Perhaps predictably, when the Enlightenment gave way to high Modernism and the resulting mindset began to govern the reading of Scripture (perhaps it’s high Modernism that I flatten), words like “anthropomorphic” and “primitive” began to attach themselves to those passages where YHWH’s moral life seems most intimately connected to human existence, and the old Platonic and Aristotelian conceptions of God persisted even as their vision of the good human life gave way to utilitarian and nationalist ethics.  Does Moses “seem” to talk YHWH out of destroying the Hebrews?  That must be the wishful thinking of the less-enlightened.  Does YHWH “seem” to become angry at the idolatry of Israel?  Since a God who changes must become worse, in which case God is vulnerable to becoming less than God, or become better, which means that God was not previously God, then any appearance of change must be for the benefit of the dull-minded.  And so on. 

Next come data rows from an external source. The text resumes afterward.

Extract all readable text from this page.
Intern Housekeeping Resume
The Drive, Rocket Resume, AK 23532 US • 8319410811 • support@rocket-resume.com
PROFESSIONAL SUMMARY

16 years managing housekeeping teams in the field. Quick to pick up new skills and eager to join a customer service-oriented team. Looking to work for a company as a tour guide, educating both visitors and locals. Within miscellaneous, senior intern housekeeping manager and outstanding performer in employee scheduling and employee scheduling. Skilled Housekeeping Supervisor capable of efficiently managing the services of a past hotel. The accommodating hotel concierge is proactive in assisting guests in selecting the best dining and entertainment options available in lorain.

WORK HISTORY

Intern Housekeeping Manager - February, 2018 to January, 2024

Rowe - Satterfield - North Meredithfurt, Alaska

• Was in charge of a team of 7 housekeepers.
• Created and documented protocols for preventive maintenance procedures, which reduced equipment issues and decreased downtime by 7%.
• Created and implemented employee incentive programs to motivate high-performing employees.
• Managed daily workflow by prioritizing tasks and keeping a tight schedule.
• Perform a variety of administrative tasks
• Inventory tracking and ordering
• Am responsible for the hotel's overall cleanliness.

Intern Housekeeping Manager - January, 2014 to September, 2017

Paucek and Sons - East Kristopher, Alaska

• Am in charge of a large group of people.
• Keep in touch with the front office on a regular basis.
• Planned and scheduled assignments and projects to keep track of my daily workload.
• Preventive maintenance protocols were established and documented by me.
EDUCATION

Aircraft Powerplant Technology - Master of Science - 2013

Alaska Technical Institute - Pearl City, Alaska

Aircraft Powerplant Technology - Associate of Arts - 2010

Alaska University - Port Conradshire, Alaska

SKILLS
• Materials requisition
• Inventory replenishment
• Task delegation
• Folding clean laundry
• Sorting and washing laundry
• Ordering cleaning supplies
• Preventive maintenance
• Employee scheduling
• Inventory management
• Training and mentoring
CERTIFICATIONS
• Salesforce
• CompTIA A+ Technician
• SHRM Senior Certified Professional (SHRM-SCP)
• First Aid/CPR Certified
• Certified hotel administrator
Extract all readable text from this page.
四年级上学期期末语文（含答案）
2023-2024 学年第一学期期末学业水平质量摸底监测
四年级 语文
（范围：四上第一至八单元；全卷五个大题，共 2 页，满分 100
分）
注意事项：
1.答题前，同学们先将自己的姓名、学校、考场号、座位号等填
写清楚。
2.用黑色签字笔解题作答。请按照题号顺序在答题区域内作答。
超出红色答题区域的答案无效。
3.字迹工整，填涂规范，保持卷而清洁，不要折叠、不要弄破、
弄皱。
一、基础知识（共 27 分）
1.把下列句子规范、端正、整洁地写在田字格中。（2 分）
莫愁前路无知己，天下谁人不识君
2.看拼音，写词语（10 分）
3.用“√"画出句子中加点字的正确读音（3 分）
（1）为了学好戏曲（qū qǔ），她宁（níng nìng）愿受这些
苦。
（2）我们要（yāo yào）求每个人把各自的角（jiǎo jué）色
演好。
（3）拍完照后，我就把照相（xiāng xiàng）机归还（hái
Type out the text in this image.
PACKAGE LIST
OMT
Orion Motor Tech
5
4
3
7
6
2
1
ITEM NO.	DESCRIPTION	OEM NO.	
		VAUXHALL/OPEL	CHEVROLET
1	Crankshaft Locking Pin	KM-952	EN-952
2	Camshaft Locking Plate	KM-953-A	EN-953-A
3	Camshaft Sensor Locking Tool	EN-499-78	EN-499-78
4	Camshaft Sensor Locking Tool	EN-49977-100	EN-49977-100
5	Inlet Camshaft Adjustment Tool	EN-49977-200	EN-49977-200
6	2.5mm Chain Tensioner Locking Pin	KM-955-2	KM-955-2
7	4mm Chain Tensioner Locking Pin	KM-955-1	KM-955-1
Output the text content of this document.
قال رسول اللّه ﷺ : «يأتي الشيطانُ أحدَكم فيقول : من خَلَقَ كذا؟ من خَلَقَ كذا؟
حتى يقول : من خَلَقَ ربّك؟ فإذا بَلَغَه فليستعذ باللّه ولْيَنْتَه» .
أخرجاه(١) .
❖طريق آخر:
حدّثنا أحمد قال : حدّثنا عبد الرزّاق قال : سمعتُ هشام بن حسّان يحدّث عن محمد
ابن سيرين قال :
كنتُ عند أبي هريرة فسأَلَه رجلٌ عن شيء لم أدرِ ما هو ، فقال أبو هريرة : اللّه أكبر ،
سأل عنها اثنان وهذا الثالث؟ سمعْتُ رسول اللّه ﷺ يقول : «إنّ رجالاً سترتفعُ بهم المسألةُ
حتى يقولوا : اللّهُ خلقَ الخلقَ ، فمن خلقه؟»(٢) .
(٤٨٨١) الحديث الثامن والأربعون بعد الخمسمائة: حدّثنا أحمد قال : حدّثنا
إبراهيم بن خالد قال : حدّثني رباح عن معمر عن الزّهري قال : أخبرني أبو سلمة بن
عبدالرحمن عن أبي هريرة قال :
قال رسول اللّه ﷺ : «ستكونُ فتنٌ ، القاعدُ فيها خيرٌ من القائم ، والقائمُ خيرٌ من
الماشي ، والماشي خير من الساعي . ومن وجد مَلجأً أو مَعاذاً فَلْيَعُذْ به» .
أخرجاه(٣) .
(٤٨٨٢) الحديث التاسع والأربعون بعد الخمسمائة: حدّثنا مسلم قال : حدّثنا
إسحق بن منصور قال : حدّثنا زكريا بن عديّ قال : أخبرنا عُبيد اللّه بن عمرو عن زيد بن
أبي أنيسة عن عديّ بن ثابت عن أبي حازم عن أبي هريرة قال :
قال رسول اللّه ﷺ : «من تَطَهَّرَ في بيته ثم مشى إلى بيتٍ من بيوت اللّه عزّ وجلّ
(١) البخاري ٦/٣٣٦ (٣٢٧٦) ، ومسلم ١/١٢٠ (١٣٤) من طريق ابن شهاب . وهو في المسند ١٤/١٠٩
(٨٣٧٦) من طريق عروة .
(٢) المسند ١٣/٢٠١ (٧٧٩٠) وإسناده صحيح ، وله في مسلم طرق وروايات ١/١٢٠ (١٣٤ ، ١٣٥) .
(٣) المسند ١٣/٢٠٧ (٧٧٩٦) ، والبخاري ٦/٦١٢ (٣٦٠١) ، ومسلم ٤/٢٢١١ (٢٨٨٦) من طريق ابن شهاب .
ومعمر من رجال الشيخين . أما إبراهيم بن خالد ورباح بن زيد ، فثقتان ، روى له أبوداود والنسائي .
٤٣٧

But in the face of the immutable God’s persistance, the text of the Scriptures continue to beckon, and those voices whom we call Bible continue to praise God not as a God who can never make the world otherwise but as God who will.  Prayers continue to Heaven for healing and for justice, for patience as well as for courage.  And the faithful of God again and again return to the songs, both Psalms and Magnificat, for another season at least keeping up that tension between the static God of Plato and Aristotle and the God-who-redeems of the Bible.  May all of our prayers reach that God who would best hear them.